🤖 AI Summary
This work addresses the challenge of balancing user satisfaction and service cost in task-oriented dialogue systems, a trade-off inadequately captured by existing approaches. To this end, we propose InteractCS-RL, a framework that formulates dialogue management as a multi-granularity reinforcement learning process, incorporating a user-centric interaction mechanism and a cost-aware multi-turn policy optimization (CMPO) strategy. Our approach integrates a high-fidelity user-role-driven simulation environment, hybrid advantage estimation, credit assignment over generation steps, and a PID-Lagrangian cost controller, enabling the first practical exploration of the Pareto frontier in real-world deployment scenarios.

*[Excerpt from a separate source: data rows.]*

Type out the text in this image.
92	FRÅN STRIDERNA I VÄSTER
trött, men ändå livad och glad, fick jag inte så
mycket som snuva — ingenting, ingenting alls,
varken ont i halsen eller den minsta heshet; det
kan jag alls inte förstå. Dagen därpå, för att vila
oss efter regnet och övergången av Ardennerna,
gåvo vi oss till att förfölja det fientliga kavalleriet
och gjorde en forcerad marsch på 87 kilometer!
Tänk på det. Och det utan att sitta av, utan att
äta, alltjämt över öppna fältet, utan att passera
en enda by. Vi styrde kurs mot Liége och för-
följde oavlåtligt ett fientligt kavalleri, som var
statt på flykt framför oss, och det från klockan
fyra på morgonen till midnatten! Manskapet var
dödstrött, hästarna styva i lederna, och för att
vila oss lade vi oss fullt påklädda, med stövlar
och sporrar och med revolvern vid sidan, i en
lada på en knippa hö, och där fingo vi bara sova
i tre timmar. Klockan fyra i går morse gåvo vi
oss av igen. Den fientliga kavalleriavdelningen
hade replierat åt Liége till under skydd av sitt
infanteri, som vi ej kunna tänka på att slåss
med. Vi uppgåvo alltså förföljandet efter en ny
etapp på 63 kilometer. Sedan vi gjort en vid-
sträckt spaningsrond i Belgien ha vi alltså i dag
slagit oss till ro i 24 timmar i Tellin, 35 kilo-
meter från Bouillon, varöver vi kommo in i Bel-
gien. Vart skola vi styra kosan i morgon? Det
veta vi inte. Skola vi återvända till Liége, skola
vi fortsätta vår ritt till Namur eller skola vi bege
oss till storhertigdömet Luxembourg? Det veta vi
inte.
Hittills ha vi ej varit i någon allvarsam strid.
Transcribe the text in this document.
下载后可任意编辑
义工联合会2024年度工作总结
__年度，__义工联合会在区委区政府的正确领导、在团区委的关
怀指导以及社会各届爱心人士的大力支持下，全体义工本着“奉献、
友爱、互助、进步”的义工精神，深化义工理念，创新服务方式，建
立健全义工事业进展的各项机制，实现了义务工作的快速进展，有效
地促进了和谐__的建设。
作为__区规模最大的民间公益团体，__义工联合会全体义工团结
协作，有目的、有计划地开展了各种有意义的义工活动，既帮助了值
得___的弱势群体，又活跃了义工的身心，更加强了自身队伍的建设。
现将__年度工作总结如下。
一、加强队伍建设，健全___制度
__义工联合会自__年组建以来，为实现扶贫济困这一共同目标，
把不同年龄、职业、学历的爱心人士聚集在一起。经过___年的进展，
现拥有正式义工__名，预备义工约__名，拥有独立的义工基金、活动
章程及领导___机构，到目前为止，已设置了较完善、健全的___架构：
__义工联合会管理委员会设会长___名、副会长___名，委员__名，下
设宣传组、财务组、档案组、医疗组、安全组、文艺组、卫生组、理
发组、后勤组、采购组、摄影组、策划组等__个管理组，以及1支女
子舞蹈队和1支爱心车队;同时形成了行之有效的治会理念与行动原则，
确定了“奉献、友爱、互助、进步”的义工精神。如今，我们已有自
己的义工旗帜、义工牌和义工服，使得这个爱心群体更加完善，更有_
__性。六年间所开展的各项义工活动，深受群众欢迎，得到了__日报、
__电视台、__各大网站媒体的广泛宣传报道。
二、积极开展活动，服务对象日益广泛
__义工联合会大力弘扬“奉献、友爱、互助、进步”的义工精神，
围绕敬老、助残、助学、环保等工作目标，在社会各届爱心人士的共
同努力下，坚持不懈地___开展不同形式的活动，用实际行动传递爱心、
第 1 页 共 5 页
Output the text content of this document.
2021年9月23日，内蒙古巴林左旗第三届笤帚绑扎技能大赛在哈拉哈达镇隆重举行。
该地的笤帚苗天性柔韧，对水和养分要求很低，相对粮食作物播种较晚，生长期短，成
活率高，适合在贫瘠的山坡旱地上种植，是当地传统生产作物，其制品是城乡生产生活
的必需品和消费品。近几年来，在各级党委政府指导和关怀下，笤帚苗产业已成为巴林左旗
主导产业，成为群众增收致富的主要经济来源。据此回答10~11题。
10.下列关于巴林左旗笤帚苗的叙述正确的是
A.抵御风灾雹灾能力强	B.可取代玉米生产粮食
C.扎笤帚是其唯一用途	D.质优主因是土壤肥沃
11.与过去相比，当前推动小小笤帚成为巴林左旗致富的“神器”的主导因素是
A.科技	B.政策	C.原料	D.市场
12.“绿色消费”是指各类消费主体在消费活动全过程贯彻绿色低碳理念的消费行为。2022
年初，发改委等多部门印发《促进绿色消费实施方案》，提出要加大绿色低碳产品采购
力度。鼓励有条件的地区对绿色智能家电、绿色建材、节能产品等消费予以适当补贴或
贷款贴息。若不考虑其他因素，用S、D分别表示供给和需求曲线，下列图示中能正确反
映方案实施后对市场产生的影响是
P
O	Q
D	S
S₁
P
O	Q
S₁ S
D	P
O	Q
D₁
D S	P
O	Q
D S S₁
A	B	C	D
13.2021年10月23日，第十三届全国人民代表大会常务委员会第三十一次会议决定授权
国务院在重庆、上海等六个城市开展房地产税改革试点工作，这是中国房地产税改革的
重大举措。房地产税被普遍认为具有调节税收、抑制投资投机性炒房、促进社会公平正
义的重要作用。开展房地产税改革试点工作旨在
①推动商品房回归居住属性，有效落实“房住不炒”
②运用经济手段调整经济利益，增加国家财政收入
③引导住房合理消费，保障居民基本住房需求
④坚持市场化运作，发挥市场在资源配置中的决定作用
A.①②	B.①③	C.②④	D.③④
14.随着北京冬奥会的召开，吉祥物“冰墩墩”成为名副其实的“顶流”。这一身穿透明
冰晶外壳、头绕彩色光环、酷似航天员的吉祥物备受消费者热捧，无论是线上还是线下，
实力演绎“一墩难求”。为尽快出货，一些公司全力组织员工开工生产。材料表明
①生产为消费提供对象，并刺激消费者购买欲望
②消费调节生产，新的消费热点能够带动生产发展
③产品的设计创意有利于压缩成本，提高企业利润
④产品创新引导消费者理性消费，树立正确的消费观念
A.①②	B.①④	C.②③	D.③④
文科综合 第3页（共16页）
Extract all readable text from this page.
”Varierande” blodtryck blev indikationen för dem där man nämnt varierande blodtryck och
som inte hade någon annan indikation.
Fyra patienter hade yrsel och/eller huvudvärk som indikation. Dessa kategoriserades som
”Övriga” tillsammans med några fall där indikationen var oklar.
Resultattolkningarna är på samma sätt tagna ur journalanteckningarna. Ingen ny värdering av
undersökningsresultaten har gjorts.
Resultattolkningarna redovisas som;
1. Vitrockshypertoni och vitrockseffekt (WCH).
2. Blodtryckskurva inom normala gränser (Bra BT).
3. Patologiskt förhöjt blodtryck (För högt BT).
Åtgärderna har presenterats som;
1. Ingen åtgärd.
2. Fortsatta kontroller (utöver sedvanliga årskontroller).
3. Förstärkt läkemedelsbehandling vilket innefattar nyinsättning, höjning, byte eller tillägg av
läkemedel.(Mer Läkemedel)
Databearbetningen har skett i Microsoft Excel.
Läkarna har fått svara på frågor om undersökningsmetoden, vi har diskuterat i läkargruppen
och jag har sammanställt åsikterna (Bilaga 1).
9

Experimental results demonstrate that InteractCS-RL significantly outperforms baseline methods across three key metrics: user reward, cost control, and task success rate.
📝 Abstract
The rapid evolution of Large Language Models (LLMs) has accelerated the transition from conversational chatbots to general agents. However, effectively balancing empathetic communication with budget-aware decision-making remains an open challenge. Since existing methods fail to capture these complex strategic trade-offs, we propose InteractCS-RL, a framework that reframes task-oriented dialogue as a multi-granularity reinforcement learning process. Specifically, we first establish a User-centric Interaction Framework to provide a high-fidelity training gym, enabling agents to dynamically explore diverse strategies with persona-driven users. Then, we introduce Cost-aware Multi-turn Policy Optimization (CMPO) with a hybrid advantage estimation strategy. By integrating generative process credits and employing a PID-Lagrangian cost controller, CMPO effectively guides the policy to explore Pareto boundary between user reward and global cost constraints. Extensive experiments on customized real business scenarios demonstrate that InteractCS-RL significantly outperform other baselines across three evaluation dimensions. Further evaluation on tool-agent-user interaction benchmarks verify InteractCS-RL robustness across diverse domains.